Cloud Custodian for Cleanup
Cloud Custodian automates cleanup of unused resources.
Setup
Cloud Custodian is the open-source policy engine for cloud cleanup. Teams use it to find and remediate unused resources, untagged resources, policy violations. The discipline is automating cleanup that would otherwise require manual effort.
What setup looks like:
- YAML-based policies.: Cloud Custodian policies are written in YAML. The format declares what resources to find, what filters to apply, what actions to take; the format is concise.
- Run on schedule.: Policies execute on a schedule. Daily, weekly, monthly; the cadence matches the policy's purpose; the discipline is automated.
- Policy: find unused EBS volumes; tag for cleanup.: A typical policy finds resources that are unused and tags them for cleanup. The first run identifies; subsequent runs delete (after a grace period); the cleanup is staged.
- Multi-cloud support.: Cloud Custodian supports AWS, Azure, GCP, and others. Multi-cloud teams use one tool; the policies are similar across clouds; the operational story is consolidated.
- Lambda-based execution.: Some policies run as Lambda functions (or equivalents). Event-driven cleanup; the discipline triggers on resource events; the response is fast.
Setup is bounded. The discipline is consistent: policies in version control; CI/CD applies them; the discipline scales.
Policies
Common policies cover recurring cleanup needs. Untagged resources, idle infrastructure, old snapshots all are policy candidates; the team's library grows over time.
- Common: untagged resources.: Resources without required tags violate the team's tagging discipline. Cloud Custodian finds them; tags them for review; the discipline is enforced.
- Idle NAT gateways.: NAT gateways that have not seen traffic in a defined window are candidates for cleanup. The cost savings are direct; the discipline catches forgotten infrastructure.
- Old snapshots.: EBS snapshots, RDS snapshots, similar artifacts accumulate. Old snapshots are deleted per retention policy; the storage cost is bounded.
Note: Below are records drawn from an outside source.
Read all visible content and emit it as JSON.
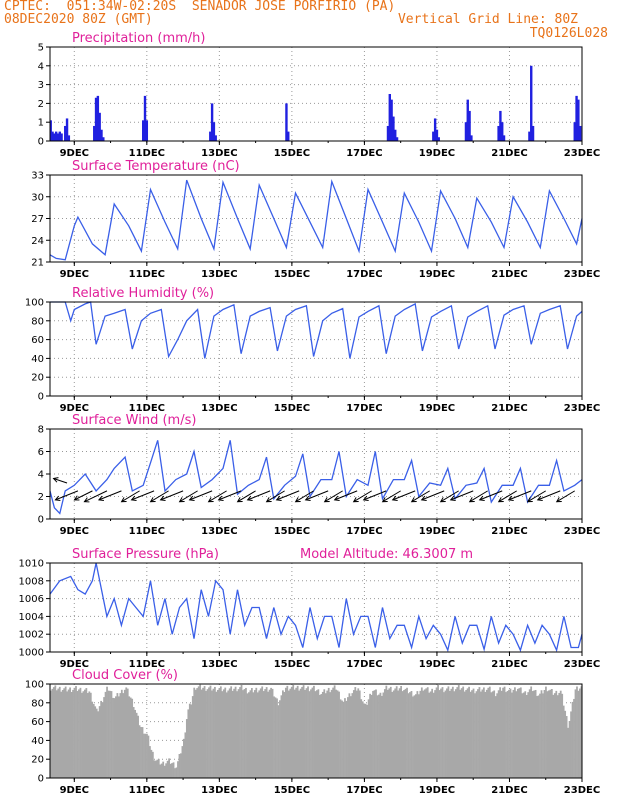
{
  "header": {
    "line1": "CPTEC:  051:34W-02:20S  SENADOR JOSE PORFIRIO (PA)",
    "date": "08DEC2020 80Z (GMT)",
    "grid_note": "Vertical Grid Line: 80Z",
    "code": "TQ0126L028"
  },
  "x_axis": {
    "ticks": [
      "9DEC",
      "11DEC",
      "13DEC",
      "15DEC",
      "17DEC",
      "19DEC",
      "21DEC",
      "23DEC"
    ],
    "tick_days": [
      9,
      11,
      13,
      15,
      17,
      19,
      21,
      23
    ],
    "start_day": 8.33,
    "end_day": 23.0
  },
  "chart_data": [
    {
      "type": "bar",
      "title": "Precipitation (mm/h)",
      "ylim": [
        0,
        5
      ],
      "yticks": [
        0,
        1,
        2,
        3,
        4,
        5
      ],
      "color": "#2020e0",
      "x": [
        8.35,
        8.4,
        8.45,
        8.5,
        8.55,
        8.6,
        8.65,
        8.75,
        8.8,
        8.85,
        9.55,
        9.6,
        9.65,
        9.7,
        9.75,
        9.8,
        10.9,
        10.95,
        11.0,
        12.75,
        12.8,
        12.85,
        12.9,
        14.85,
        14.9,
        17.65,
        17.7,
        17.75,
        17.8,
        17.85,
        17.9,
        18.9,
        18.95,
        19.0,
        19.05,
        19.8,
        19.85,
        19.9,
        19.95,
        20.7,
        20.75,
        20.8,
        20.85,
        21.55,
        21.6,
        21.65,
        22.8,
        22.85,
        22.9,
        22.95
      ],
      "values": [
        1.1,
        0.5,
        0.4,
        0.5,
        0.4,
        0.5,
        0.4,
        0.8,
        1.2,
        0.3,
        0.8,
        2.3,
        2.4,
        1.5,
        0.6,
        0.2,
        1.1,
        2.4,
        1.1,
        0.5,
        2.0,
        1.0,
        0.3,
        2.0,
        0.5,
        0.8,
        2.5,
        2.2,
        1.3,
        0.6,
        0.2,
        0.5,
        1.2,
        0.6,
        0.2,
        1.0,
        2.2,
        1.6,
        0.3,
        0.8,
        1.6,
        1.0,
        0.3,
        0.5,
        4.0,
        0.8,
        1.0,
        2.4,
        2.2,
        0.8
      ],
      "grid": true
    },
    {
      "type": "line",
      "title": "Surface Temperature (nC)",
      "ylim": [
        21,
        33
      ],
      "yticks": [
        21,
        24,
        27,
        30,
        33
      ],
      "color": "#3a5fe8",
      "x": [
        8.33,
        8.5,
        8.75,
        9.0,
        9.1,
        9.5,
        9.85,
        10.1,
        10.5,
        10.85,
        11.1,
        11.5,
        11.85,
        12.1,
        12.5,
        12.85,
        13.1,
        13.5,
        13.85,
        14.1,
        14.5,
        14.85,
        15.1,
        15.5,
        15.85,
        16.1,
        16.5,
        16.85,
        17.1,
        17.5,
        17.85,
        18.1,
        18.5,
        18.85,
        19.1,
        19.5,
        19.85,
        20.1,
        20.5,
        20.85,
        21.1,
        21.5,
        21.85,
        22.1,
        22.5,
        22.85,
        23.0
      ],
      "values": [
        22.0,
        21.5,
        21.3,
        26.0,
        27.2,
        23.5,
        22.0,
        29.0,
        26.0,
        22.5,
        31.0,
        26.5,
        22.8,
        32.3,
        27.0,
        22.8,
        32.0,
        27.0,
        22.8,
        31.6,
        27.0,
        23.0,
        30.5,
        26.5,
        23.0,
        32.1,
        27.0,
        22.5,
        31.0,
        26.5,
        22.5,
        30.5,
        26.5,
        22.5,
        30.8,
        27.0,
        23.0,
        29.8,
        26.5,
        23.0,
        30.0,
        26.5,
        23.0,
        30.8,
        27.0,
        23.5,
        27.0
      ],
      "grid": true
    },
    {
      "type": "line",
      "title": "Relative Humidity (%)",
      "ylim": [
        0,
        100
      ],
      "yticks": [
        0,
        20,
        40,
        60,
        80,
        100
      ],
      "color": "#3a5fe8",
      "x": [
        8.33,
        8.6,
        8.75,
        8.9,
        9.0,
        9.3,
        9.45,
        9.6,
        9.85,
        10.1,
        10.4,
        10.6,
        10.85,
        11.1,
        11.4,
        11.6,
        11.85,
        12.1,
        12.4,
        12.6,
        12.85,
        13.1,
        13.4,
        13.6,
        13.85,
        14.1,
        14.4,
        14.6,
        14.85,
        15.1,
        15.4,
        15.6,
        15.85,
        16.1,
        16.4,
        16.6,
        16.85,
        17.1,
        17.4,
        17.6,
        17.85,
        18.1,
        18.4,
        18.6,
        18.85,
        19.1,
        19.4,
        19.6,
        19.85,
        20.1,
        20.4,
        20.6,
        20.85,
        21.1,
        21.4,
        21.6,
        21.85,
        22.1,
        22.4,
        22.6,
        22.85,
        23.0
      ],
      "values": [
        100,
        100,
        100,
        80,
        92,
        98,
        100,
        55,
        85,
        88,
        92,
        50,
        80,
        88,
        92,
        42,
        60,
        80,
        92,
        40,
        85,
        92,
        97,
        45,
        85,
        90,
        94,
        48,
        85,
        92,
        96,
        42,
        80,
        88,
        93,
        40,
        84,
        90,
        96,
        45,
        85,
        92,
        98,
        48,
        84,
        90,
        96,
        50,
        84,
        90,
        96,
        50,
        86,
        92,
        96,
        55,
        88,
        92,
        96,
        50,
        85,
        90
      ],
      "grid": true
    },
    {
      "type": "line",
      "title": "Surface Wind (m/s)",
      "ylim": [
        0,
        8
      ],
      "yticks": [
        0,
        2,
        4,
        6,
        8
      ],
      "color": "#3a5fe8",
      "x": [
        8.33,
        8.45,
        8.6,
        8.75,
        9.0,
        9.3,
        9.6,
        9.9,
        10.1,
        10.4,
        10.6,
        10.9,
        11.1,
        11.3,
        11.5,
        11.8,
        12.1,
        12.3,
        12.5,
        12.8,
        13.1,
        13.3,
        13.5,
        13.8,
        14.1,
        14.3,
        14.5,
        14.8,
        15.1,
        15.3,
        15.5,
        15.8,
        16.1,
        16.3,
        16.5,
        16.8,
        17.1,
        17.3,
        17.5,
        17.8,
        18.1,
        18.3,
        18.5,
        18.8,
        19.1,
        19.3,
        19.5,
        19.8,
        20.1,
        20.3,
        20.5,
        20.8,
        21.1,
        21.3,
        21.5,
        21.8,
        22.1,
        22.3,
        22.5,
        22.8,
        23.0
      ],
      "values": [
        2.5,
        1.0,
        0.5,
        2.5,
        3.0,
        4.0,
        2.5,
        3.5,
        4.5,
        5.5,
        2.5,
        3.0,
        5.0,
        7.0,
        2.5,
        3.5,
        4.0,
        6.0,
        2.8,
        3.5,
        4.5,
        7.0,
        2.2,
        3.0,
        3.5,
        5.5,
        1.8,
        3.0,
        3.8,
        5.8,
        2.0,
        3.5,
        3.5,
        6.0,
        2.0,
        3.5,
        3.0,
        6.0,
        1.8,
        3.5,
        3.5,
        5.2,
        2.0,
        3.2,
        3.0,
        4.5,
        1.8,
        3.0,
        3.2,
        4.5,
        1.5,
        3.0,
        3.0,
        4.5,
        1.5,
        3.0,
        3.0,
        5.2,
        2.5,
        3.0,
        3.5
      ],
      "arrows": {
        "x": [
          8.8,
          9.1,
          9.5,
          9.9,
          10.3,
          10.8,
          11.2,
          11.6,
          12.0,
          12.4,
          12.8,
          13.2,
          13.6,
          14.0,
          14.4,
          14.8,
          15.2,
          15.6,
          16.0,
          16.4,
          16.8,
          17.2,
          17.6,
          18.0,
          18.4,
          18.8,
          19.2,
          19.6,
          20.0,
          20.4,
          20.8,
          21.2,
          21.6,
          22.0,
          22.4,
          22.8
        ],
        "y": [
          3.2,
          2.5,
          2.5,
          2.5,
          2.5,
          2.5,
          2.5,
          2.5,
          2.5,
          2.5,
          2.5,
          2.5,
          2.5,
          2.5,
          2.5,
          2.5,
          2.5,
          2.5,
          2.5,
          2.5,
          2.5,
          2.5,
          2.5,
          2.5,
          2.5,
          2.5,
          2.5,
          2.5,
          2.5,
          2.5,
          2.5,
          2.5,
          2.5,
          2.5,
          2.5,
          2.5
        ],
        "u": [
          -1.5,
          -2.5,
          -2.0,
          -2.5,
          -2.5,
          -2.0,
          -2.5,
          -2.0,
          -2.5,
          -2.0,
          -2.5,
          -2.0,
          -2.5,
          -2.0,
          -2.5,
          -2.0,
          -2.5,
          -2.0,
          -2.5,
          -2.0,
          -2.5,
          -2.0,
          -2.5,
          -2.0,
          -2.5,
          -2.0,
          -2.5,
          -2.0,
          -2.5,
          -2.0,
          -2.5,
          -2.0,
          -2.5,
          -2.0,
          -2.5,
          -2.0
        ],
        "v": [
          0.5,
          -1.0,
          -1.0,
          -1.2,
          -1.0,
          -1.2,
          -1.0,
          -1.2,
          -1.0,
          -1.2,
          -1.0,
          -1.2,
          -1.0,
          -1.2,
          -1.0,
          -1.2,
          -1.0,
          -1.2,
          -1.0,
          -1.2,
          -1.0,
          -1.2,
          -1.0,
          -1.2,
          -1.0,
          -1.2,
          -1.0,
          -1.2,
          -1.0,
          -1.2,
          -1.0,
          -1.2,
          -1.0,
          -1.2,
          -1.0,
          -1.2
        ]
      },
      "grid": true
    },
    {
      "type": "line",
      "title": "Surface Pressure (hPa)",
      "subtitle": "Model Altitude: 46.3007 m",
      "ylim": [
        1000,
        1010
      ],
      "yticks": [
        1000,
        1002,
        1004,
        1006,
        1008,
        1010
      ],
      "color": "#3a5fe8",
      "x": [
        8.33,
        8.6,
        8.9,
        9.1,
        9.3,
        9.5,
        9.6,
        9.7,
        9.9,
        10.1,
        10.3,
        10.5,
        10.7,
        10.9,
        11.1,
        11.3,
        11.5,
        11.7,
        11.9,
        12.1,
        12.3,
        12.5,
        12.7,
        12.9,
        13.1,
        13.3,
        13.5,
        13.7,
        13.9,
        14.1,
        14.3,
        14.5,
        14.7,
        14.9,
        15.1,
        15.3,
        15.5,
        15.7,
        15.9,
        16.1,
        16.3,
        16.5,
        16.7,
        16.9,
        17.1,
        17.3,
        17.5,
        17.7,
        17.9,
        18.1,
        18.3,
        18.5,
        18.7,
        18.9,
        19.1,
        19.3,
        19.5,
        19.7,
        19.9,
        20.1,
        20.3,
        20.5,
        20.7,
        20.9,
        21.1,
        21.3,
        21.5,
        21.7,
        21.9,
        22.1,
        22.3,
        22.5,
        22.7,
        22.9,
        23.0
      ],
      "values": [
        1006.5,
        1008,
        1008.5,
        1007,
        1006.5,
        1008,
        1010,
        1008,
        1004,
        1006,
        1003,
        1006,
        1005,
        1004,
        1008,
        1003,
        1006,
        1002,
        1005,
        1006,
        1001.5,
        1007,
        1004,
        1008,
        1007,
        1002,
        1007,
        1003,
        1005,
        1005,
        1001.5,
        1005,
        1002,
        1004,
        1003,
        1000.5,
        1005,
        1001.5,
        1004,
        1004,
        1000.5,
        1006,
        1002,
        1004,
        1004,
        1000.5,
        1005,
        1001.5,
        1003,
        1003,
        1000.5,
        1004,
        1001.5,
        1003,
        1002,
        1000.2,
        1004,
        1001,
        1003,
        1003,
        1000.3,
        1004,
        1001,
        1003,
        1002,
        1000.2,
        1003,
        1001,
        1003,
        1002,
        1000.2,
        1004,
        1000.5,
        1000.5,
        1002
      ],
      "grid": true
    },
    {
      "type": "area",
      "title": "Cloud Cover (%)",
      "ylim": [
        0,
        100
      ],
      "yticks": [
        0,
        20,
        40,
        60,
        80,
        100
      ],
      "color": "#a8a8a8",
      "x": [
        8.33,
        8.8,
        9.0,
        9.4,
        9.6,
        9.9,
        10.1,
        10.4,
        10.6,
        10.8,
        11.0,
        11.1,
        11.2,
        11.4,
        11.6,
        11.8,
        12.0,
        12.1,
        12.2,
        12.3,
        12.5,
        12.8,
        13.2,
        13.6,
        13.8,
        14.0,
        14.4,
        14.6,
        14.8,
        15.2,
        15.6,
        15.8,
        16.0,
        16.2,
        16.4,
        16.6,
        16.8,
        17.0,
        17.2,
        17.4,
        17.6,
        17.8,
        18.0,
        18.4,
        18.6,
        18.8,
        19.0,
        19.2,
        19.6,
        20.0,
        20.4,
        20.6,
        20.8,
        21.0,
        21.2,
        21.4,
        21.6,
        21.8,
        22.0,
        22.2,
        22.4,
        22.6,
        22.8,
        23.0
      ],
      "values": [
        96,
        94,
        95,
        92,
        70,
        96,
        85,
        96,
        80,
        55,
        45,
        30,
        20,
        15,
        18,
        12,
        40,
        70,
        80,
        97,
        96,
        95,
        94,
        96,
        92,
        94,
        95,
        80,
        96,
        96,
        95,
        90,
        94,
        96,
        80,
        90,
        96,
        75,
        94,
        88,
        96,
        94,
        96,
        88,
        96,
        92,
        96,
        94,
        96,
        93,
        95,
        90,
        96,
        92,
        96,
        90,
        95,
        88,
        96,
        90,
        92,
        55,
        95,
        97
      ],
      "grid": true
    }
  ]
}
- Library of community-shared policies.: The Cloud Custodian community shares policies. The team starts with the library; adapts to their needs; the bootstrap is fast.
- Custom policies.: Team-specific patterns become custom policies. The library captures the team's discipline; the policies are versioned; the discipline is preserved.
The policies are the discipline encoded. Each one captures a recurring cleanup task.
Audit
Cloud Custodian's audit mode is the safety. Dry-run before applying; verify before deleting; production resources warrant review even when policies match.
- Dry-run mode.: Cloud Custodian's dry-run shows what would happen without doing it. The team verifies the policy's effect; the actions are not applied; the verification is bounded effort.
- Verify before applying.: Before enabling a policy, the team dry-runs it. The findings are reviewed; the actions are confirmed; the policy is then applied.
- Critical: don't auto-delete production resources without review.: Some policies are auto-delete; some are tag-for-review. Production resources warrant the review; the discipline is matching the policy's aggressiveness to the resource's importance.
- Notify owners.: Some policies notify resource owners before action. The owners can object; legitimate use cases are protected; the discipline is collaborative.
- Audit policy effects.: The team audits Cloud Custodian's actions. What was deleted; what was tagged; what was missed. The audit produces understanding; the policy is refined over time.
Cloud Custodian for cleanup is one of those FinOps disciplines that pays off in continuous cost optimization. Nova AI Ops integrates with cloud cost data and policy engines, surfaces patterns, and supports the team's cleanup discipline.